Knowing daily calorie intake can be important for people wanting to lose weight or maintain a healthy weight. To lose weight, people need to eat fewer calories than they burn. They can achieve this by engaging in physical activity and exercise to activate metabolic processes.
Anyone who wishes to lose weight should speak to a doctor or dietician for advice on a diet plan.
The figure for total carbohydrates states the amount of carbohydrate in grams that one serving contains. This number includes sugar, complex carbohydrate, and fiber.
For people with diabetes, it is critical to consider the total amount of carbohydrate and not just sugar. All types of carbohydrate can affect blood glucose levels.
A diabetes educator, dietitian, or diabetologist will create an individualized diet plan as part of managing glucose. The plan restricts carbohydrate intake to keep blood sugar within a normal range.
The ADA do not suggest a specific number of carbohydrates for people with diabetes. Instead, people should closely follow their doctor's diet plan.
Some foods may contain little or no sugar but a lot of carbohydrate. By only looking at the amount of sugar on a label, a person may end up underestimating the food's potential impact on their blood glucose.
Food manufacturers will sometimes also use terms such as "net carbs," "impact carbohydrate," or "digestible carbohydrate" on their packaging.
The FDA and the American Diabetes Association do not recognize these terms. They can be misleading about the total carbohydrates in a product.
Manufacturers often calculate these figures by subtracting the quantity of sugar alcohol and fiber from the total carbohydrate. However, this method can give the impression that the product has less carbohydrate than it does.

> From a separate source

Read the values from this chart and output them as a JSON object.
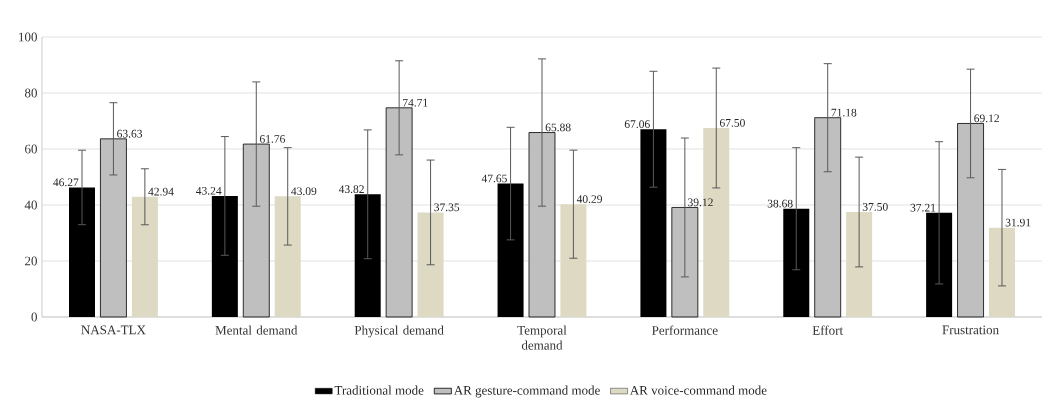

People with diabetes should always look at the number of total carbohydrates when deciding whether or not to eat a particular food.
People with diabetes can have sweets and other sugary foods as part of a healthful meal plan or when combined with exercise. However, it is best to enjoy sweets in small portions as an occasional treat.
When choosing any food, it is important to read the nutrition label and be mindful of how the number of total carbohydrates can affect a person's blood sugar levels.